Catherine Marie-Agnès Fal de Saint Phalle avait un nom prédisposé, et l'inceste n'est pas une prérogative des pauvres. Celui que son père, un banquier de 35 ans, lui fera subir à onze ans et son éducation catholique auront raison de la sienne. Niki de St Phalle  réglera son compte à la brutalité machiste et à la complicité de sa mère. Elle peindra la violence en broyant les objets du quotidien et en les intégrant à ses tableaux, leur tirant dessus à la carabine, faisant exploser les couleurs. "L'image d'art est une mémoire virtuelle de ce qui fait symptôme pour un sujet". (Lacan) . C’est à la suite d'une dépression nerveuse en 1953 à Nice, que Niki de St Phalle réalise que l’art l'aide à surmonter ses angoisses et la guérit. À l'hôpital, elle fait un travail à base de collages d'images violentes avec toutes sortes de couteaux et instruments de boucherie : "L'agressivité qui était en moi commençait à sortir. Je me mis à faire passer la violence dans mon œuvre.(…) Quelle thérapie ce fut pour moi !  L'encre coule, comme une blessure, l’œuvre est la victime envisagée»(Lettre à Jean T, 1990). Elle écrira plus tard qu'elle était devenue artiste car elle n'avait "plus le choix». Dans ses dernières œuvres, l’agressivité de ses débuts a totalement disparue et les grandes Nanas aussi. Niki ne se représente alors que des objets fantastiques, issus de son imagination et de ses rêves, témoignant par là même de la fonction thérapeutique de son activité créatrice.


PSYCHOSE

Révolte, fureur créatrice et destruction? Le poignant destin de Camille Claudel n’a pas fini de fasciner. Sa vie interroge encore les liens entre psychose et fécondité artistique. Car le psychotique met en place son délire là où il y avait un trou ;

Et la création peut à certaines conditions faire suppléance. Si on considère que le psychotique délirant est un sujet in-su de lui-même, son œuvre le fait savoir à d’autres comme Sujet et lui donne place.
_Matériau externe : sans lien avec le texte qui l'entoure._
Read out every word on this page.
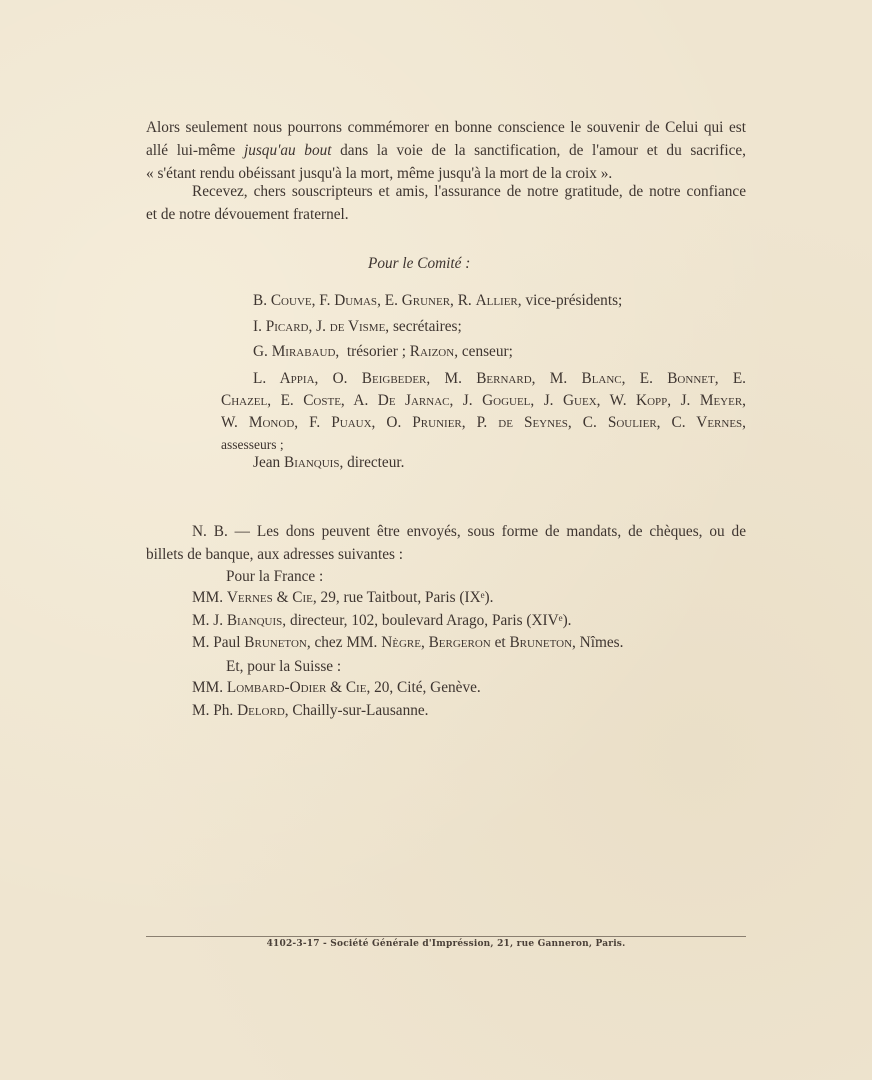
Alors seulement nous pourrons commémorer en bonne conscience le souvenir de Celui qui est
allé lui-même jusqu'au bout dans la voie de la sanctification, de l'amour et du sacrifice,
« s'étant rendu obéissant jusqu'à la mort, même jusqu'à la mort de la croix ».
Recevez, chers souscripteurs et amis, l'assurance de notre gratitude, de notre confiance
et de notre dévouement fraternel.
Pour le Comité :
B. Couve, F. Dumas, E. Gruner, R. Allier, vice-présidents;
I. Picard, J. de Visme, secrétaires;
G. Mirabaud,  trésorier ; Raizon, censeur;
L. Appia, O. Beigbeder, M. Bernard, M. Blanc, E. Bonnet, E.
Chazel, E. Coste, A. De Jarnac, J. Goguel, J. Guex, W. Kopp, J. Meyer,
W. Monod, F. Puaux, O. Prunier, P. de Seynes, C. Soulier, C. Vernes,
assesseurs ;
Jean Bianquis, directeur.
N. B. — Les dons peuvent être envoyés, sous forme de mandats, de chèques, ou de
billets de banque, aux adresses suivantes :
Pour la France :
MM. Vernes & Cie, 29, rue Taitbout, Paris (IXᵉ).
M. J. Bianquis, directeur, 102, boulevard Arago, Paris (XIVᵉ).
M. Paul Bruneton, chez MM. Nègre, Bergeron et Bruneton, Nîmes.
Et, pour la Suisse :
MM. Lombard-Odier & Cie, 20, Cité, Genève.
M. Ph. Delord, Chailly-sur-Lausanne.
4102-3-17 - Société Générale d'Impréssion, 21, rue Ganneron, Paris.
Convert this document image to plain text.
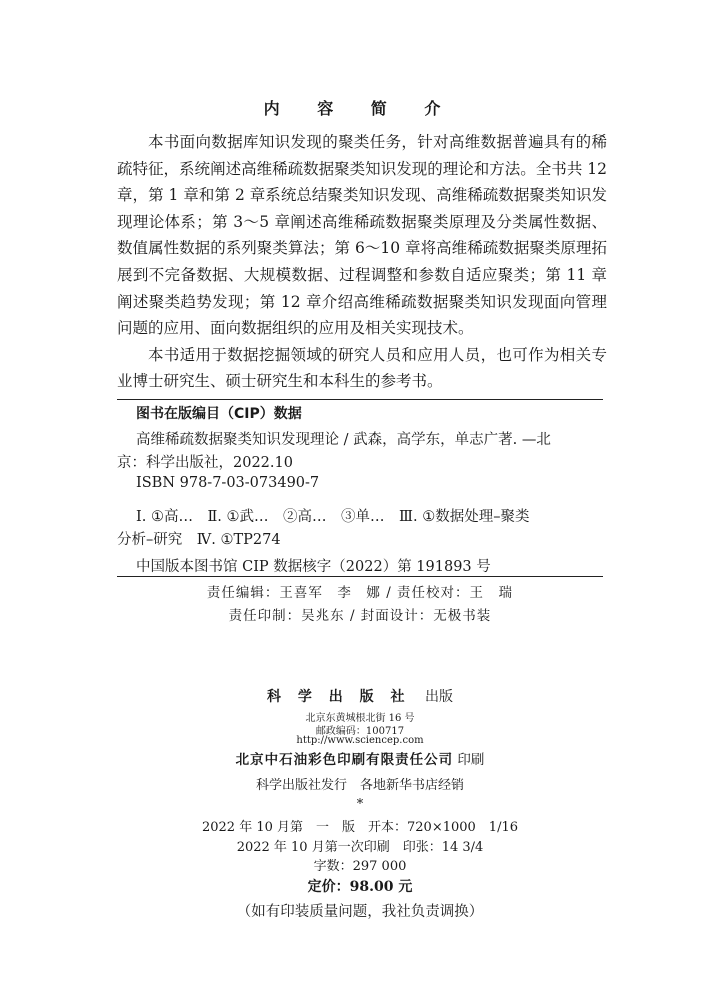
内 容 简 介

本书面向数据库知识发现的聚类任务，针对高维数据普遍具有的稀疏特征，系统阐述高维稀疏数据聚类知识发现的理论和方法。全书共 12 章，第 1 章和第 2 章系统总结聚类知识发现、高维稀疏数据聚类知识发现理论体系；第 3～5 章阐述高维稀疏数据聚类原理及分类属性数据、数值属性数据的系列聚类算法；第 6～10 章将高维稀疏数据聚类原理拓展到不完备数据、大规模数据、过程调整和参数自适应聚类；第 11 章阐述聚类趋势发现；第 12 章介绍高维稀疏数据聚类知识发现面向管理问题的应用、面向数据组织的应用及相关实现技术。

本书适用于数据挖掘领域的研究人员和应用人员，也可作为相关专业博士研究生、硕士研究生和本科生的参考书。

图书在版编目（CIP）数据
高维稀疏数据聚类知识发现理论 / 武森，高学东，单志广著. —北
京：科学出版社，2022.10
ISBN 978-7-03-073490-7
Ⅰ. ①高…　Ⅱ. ①武…　②高…　③单…　Ⅲ. ①数据处理–聚类
分析–研究　Ⅳ. ①TP274
中国版本图书馆 CIP 数据核字（2022）第 191893 号
责任编辑：王喜军　李　娜 / 责任校对：王　瑞
责任印制：吴兆东 / 封面设计：无极书装
科 学 出 版 社 出版
北京东黄城根北街 16 号
邮政编码：100717
http://www.sciencep.com
北京中石油彩色印刷有限责任公司 印刷
科学出版社发行　各地新华书店经销
*
2022 年 10 月第　一　版　开本：720×1000　1/16
2022 年 10 月第一次印刷　印张：14 3/4
字数：297 000
定价：98.00 元
（如有印装质量问题，我社负责调换）
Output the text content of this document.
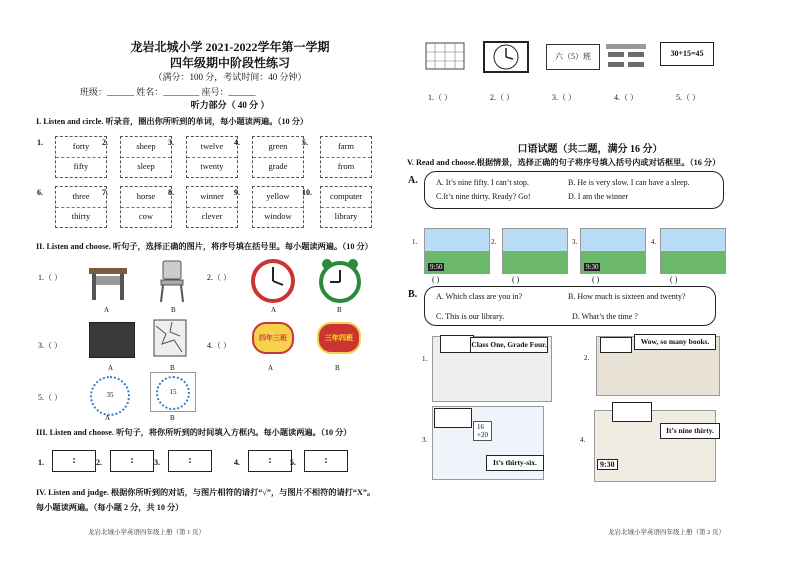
龙岩北城小学 2021-2022学年第一学期
四年级期中阶段性练习
（满分：100 分，考试时间：40 分钟）
班级：______ 姓名：________ 座号：______
听力部分（ 40 分 ）
I. Listen and circle. 听录音，圈出你所听到的单词，每小题读两遍。（10 分）
1.	forty
fifty
2.	sheep
sleep
3.	twelve
twenty
4.	green
grade
5.	farm
from
6.	three
thirty
7.	horse
cow
8.	winner
clever
9.	yellow
window
10.	computer
library
II. Listen and choose. 听句子，选择正确的图片，将序号填在括号里。每小题读两遍。（10 分）
1.（ ）	2.（ ）
3.（ ）	4.（ ）
5.（ ）
A	B	A	B
A	B
四年三班	三年四班
A	B
35	15
A	B
III. Listen and choose. 听句子，将你所听到的时间填入方框内。每小题读两遍。（10 分）
1.	:	2.	:	3.	:	4.	:	5.	:
IV. Listen and judge. 根据你所听到的对话，与图片相符的请打“√”，与图片不相符的请打“X”。
每小题读两遍。（每小题 2 分，共 10 分）
龙岩北城小学英语四年级上册（第 1 页）
六（5）班	30+15=45
1.（ ）	2.（ ）	3.（ ）	4.（ ）	5.（ ）
口语试题（共二题，满分 16 分）
V. Read and choose.根据情景，选择正确的句子将序号填入括号内或对话框里。（16 分）
A. A. It’s nine fifty. I can’t stop.	B. He is very slow. I can have a sleep.
C.It’s nine thirty. Ready? Go!	D. I am the winner
1.	2.	3.	4.
9:50	9:30
( )	( )	( )	( )
B. A. Which class are you in?	B. How much is sixteen and twenty?
C. This is our library.	D. What’s the time ?
1.
Class One, Grade Four.
2.
Wow, so many books.
3.
16
+20
It’s thirty-six.
4.
9:30
It’s nine thirty.
龙岩北城小学英语四年级上册（第 2 页）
Le processus qui permet au sujet de ne pas basculer du côté du hors sens et implique la création serait fondamentalement une pulsion de mise en forme,  une mise en forme en deçà du verbal. Une trouvaille du sujet qui   trouverait à exister et à réinventer du lien social là où la folie fait rupture. La création nécessitant une invention ex nihilo et une authentification au champ de l’Autre et susceptible de faire suppléance chez le psychotique, là où elle fait sublimation et renarcissisation chez le névrosé. Ici, pas d'art-thérapie : il ne s’agit pas d’analyser, ni d'interpréter des œuvres. Ici, c'est la liberté des artistes qui prime .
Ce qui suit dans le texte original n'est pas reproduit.